When the movie opens, Kyle is on his first operation at Fallujah, Iraq. He is on the rooftop of a building aiming at his enemy. His first target is a woman and a son. The woman, presumably his mother hands over a grenade to the little boy and he is about to throw it towards the convoy. One single shot - the boy is down. Chris is unflinching in his duty but is sad without remorse that he has to gun down the little boy.

It’s the lesson taught by his father that he should be a sheepdog who protects his flock, makes him one of the best snipers. When he guns down his enemy, there’s no remorse written over his face. He is clear – the evil should not thrive. The humanity in him is intact, but that does not deter him from taking over his enemy irrespective of who it is. But when he is away from the war - front, the gore and the violence consume him. As the film progress, we could see the real man whom he has subdued for a while. The scene where he struggles with himself when he has to aim another little boy who picks up the weapon dropped by a terrorist who has been shot by Chris clearly reveals his dilemma. When the child drops the weapon without firing, he heaves a sigh of relief.

Bradley Cooper is at his best that we could never find a trace of him in his character.

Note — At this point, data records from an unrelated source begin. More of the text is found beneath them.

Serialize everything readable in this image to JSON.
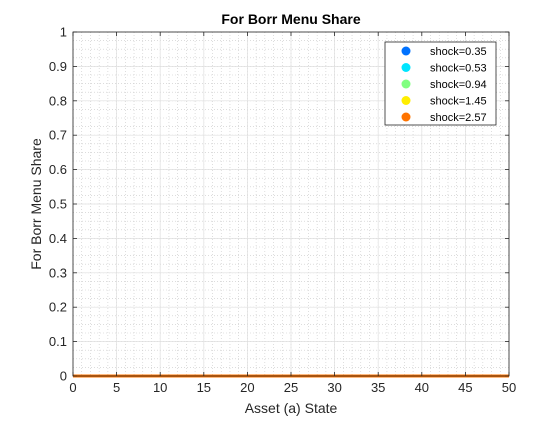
{
  "chart_data": {
    "type": "scatter",
    "title": "For Borr Menu Share",
    "xlabel": "Asset (a) State",
    "ylabel": "For Borr Menu Share",
    "xlim": [
      0,
      50
    ],
    "ylim": [
      0,
      1
    ],
    "xticks": [
      0,
      5,
      10,
      15,
      20,
      25,
      30,
      35,
      40,
      45,
      50
    ],
    "yticks": [
      0,
      0.1,
      0.2,
      0.3,
      0.4,
      0.5,
      0.6,
      0.7,
      0.8,
      0.9,
      1
    ],
    "xtick_labels": [
      "0",
      "5",
      "10",
      "15",
      "20",
      "25",
      "30",
      "35",
      "40",
      "45",
      "50"
    ],
    "ytick_labels": [
      "0",
      "0.1",
      "0.2",
      "0.3",
      "0.4",
      "0.5",
      "0.6",
      "0.7",
      "0.8",
      "0.9",
      "1"
    ],
    "grid": true,
    "minor_grid": true,
    "legend_position": "top-right",
    "series": [
      {
        "name": "shock=0.35",
        "color": "#0072ff",
        "x": [
          0,
          50
        ],
        "y": [
          0,
          0
        ]
      },
      {
        "name": "shock=0.53",
        "color": "#00e5ff",
        "x": [
          0,
          50
        ],
        "y": [
          0,
          0
        ]
      },
      {
        "name": "shock=0.94",
        "color": "#80ff80",
        "x": [
          0,
          50
        ],
        "y": [
          0,
          0
        ]
      },
      {
        "name": "shock=1.45",
        "color": "#ffee00",
        "x": [
          0,
          50
        ],
        "y": [
          0,
          0
        ]
      },
      {
        "name": "shock=2.57",
        "color": "#ff7400",
        "x": [
          0,
          50
        ],
        "y": [
          0,
          0
        ]
      }
    ]
  }
}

Sienna Miller, though her scenes are a few, her acting made her presence felt all through the film. Her scenes throw light on what the families of the soldiers go through.

Chris might be the ‘legend’ as everyone calls him, but, when he’s home, we can see a mentally torn Chris struggling with the conflict that’s brewing inside his mind. But he refuses to acknowledge it. Besides, it is also the protector image which is ingrained in his mind right from the inception of his childhood aggravates his dilemma. He feels that when his buddies are dying in Iraq, he is with his family unable to save them.

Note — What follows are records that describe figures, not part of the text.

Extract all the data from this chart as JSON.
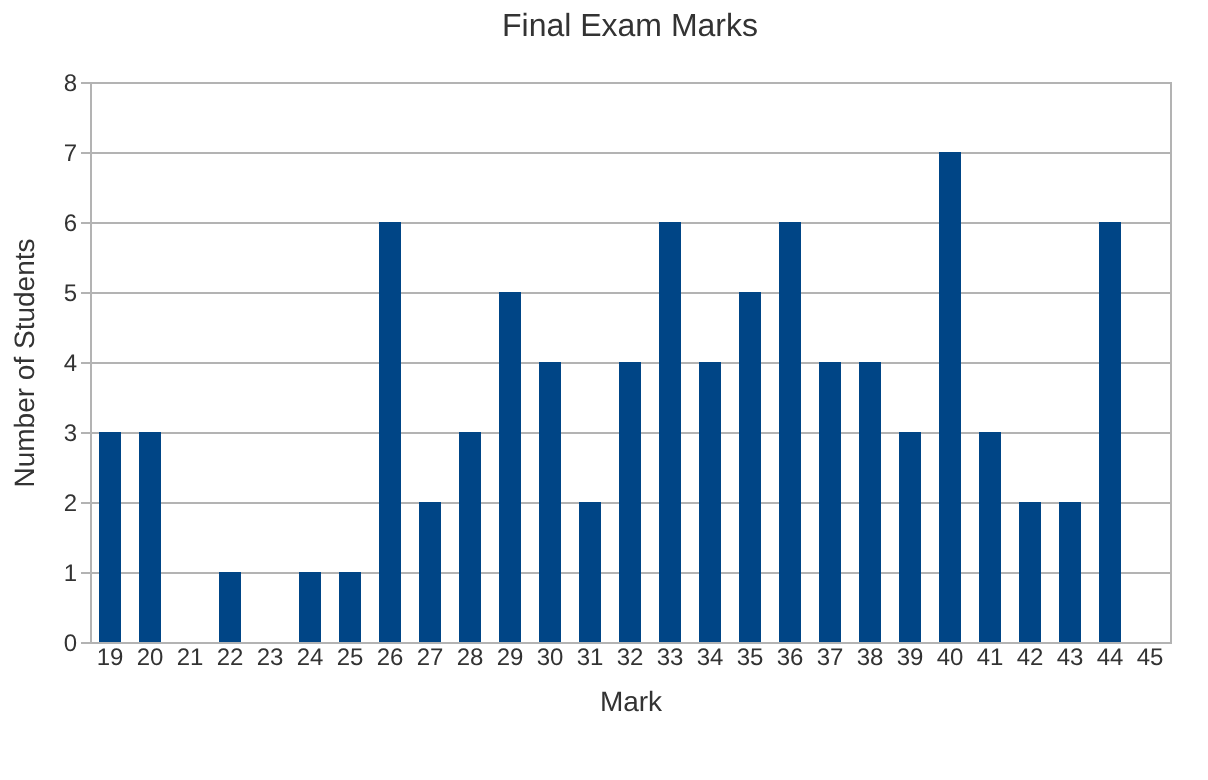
{
  "chart_data": {
    "type": "bar",
    "title": "Final Exam Marks",
    "xlabel": "Mark",
    "ylabel": "Number of Students",
    "categories": [
      "19",
      "20",
      "21",
      "22",
      "23",
      "24",
      "25",
      "26",
      "27",
      "28",
      "29",
      "30",
      "31",
      "32",
      "33",
      "34",
      "35",
      "36",
      "37",
      "38",
      "39",
      "40",
      "41",
      "42",
      "43",
      "44",
      "45"
    ],
    "values": [
      3,
      3,
      0,
      1,
      0,
      1,
      1,
      6,
      2,
      3,
      5,
      4,
      2,
      4,
      6,
      4,
      5,
      6,
      4,
      4,
      3,
      7,
      3,
      2,
      2,
      6,
      0
    ],
    "color": "#004586",
    "ylim": [
      0,
      8
    ],
    "yticks": [
      0,
      1,
      2,
      3,
      4,
      5,
      6,
      7,
      8
    ],
    "grid": "y"
  }
}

It draws our attention to a universal issue – the trauma experienced by the soldiers all across due to their exposure to wars. Whether they are being addressed is the burning question. The scene in a bar where Chris spends time before going home after the war-front is a perfect example of that. As the audience are immersed in his dilemma, the scene cuts to another shot which is the last shot where Chris is seen enjoying with the family and goes out with a war veteran who later kills him. It seems as if the issue has been abruptly cut rather than delving into it a little further.

For a foreigner watching the movie, the answer to the question ‘ why did the war veteran kill Chris’, will be ambiguous, leaving him/her to rely on Google. When you search, you will figure out that he was killed by a psychopath who was affected by the sheer violence he had to see while he was deployed.

Eastwood and Jason decided to cut the final scene after a request from Chris Kyle’s widow – Taya Kyle. The team of American Sniper came up with five different endings once Kyle’s widow informed them that “ This is going to be how my children remember their father, so I want you to get it right.” The film ends with the ‘real funeral scene’ of Chris Kyle.


When every intention of Clint Eastwood was to portray war as something that annihilating, there’s another side to that portrayal – Dehumanisation of Iraq

Though not explicitly, Eastwood has shown it as an evil that has to be obliterated which makes the story one-sided.The explanation on why ‘Iraq’ became one of the ‘axis of evil’ is glossed over conveniently. Iraq is completely dehumanised in the movie.

Barring this single aspect, he deserves every appreciation for making one of the best war movies which is also the highest grossing war movie ever made.

Interestingly, the release of the movie ran parallel with the trial of Eddie Ray Youth who was guilty of murdering Chris Kyle.

The movie was nominated for six Oscars including best actor for Bradley Cooper and best picture. It won several other awards including Academy Award for best sound editing.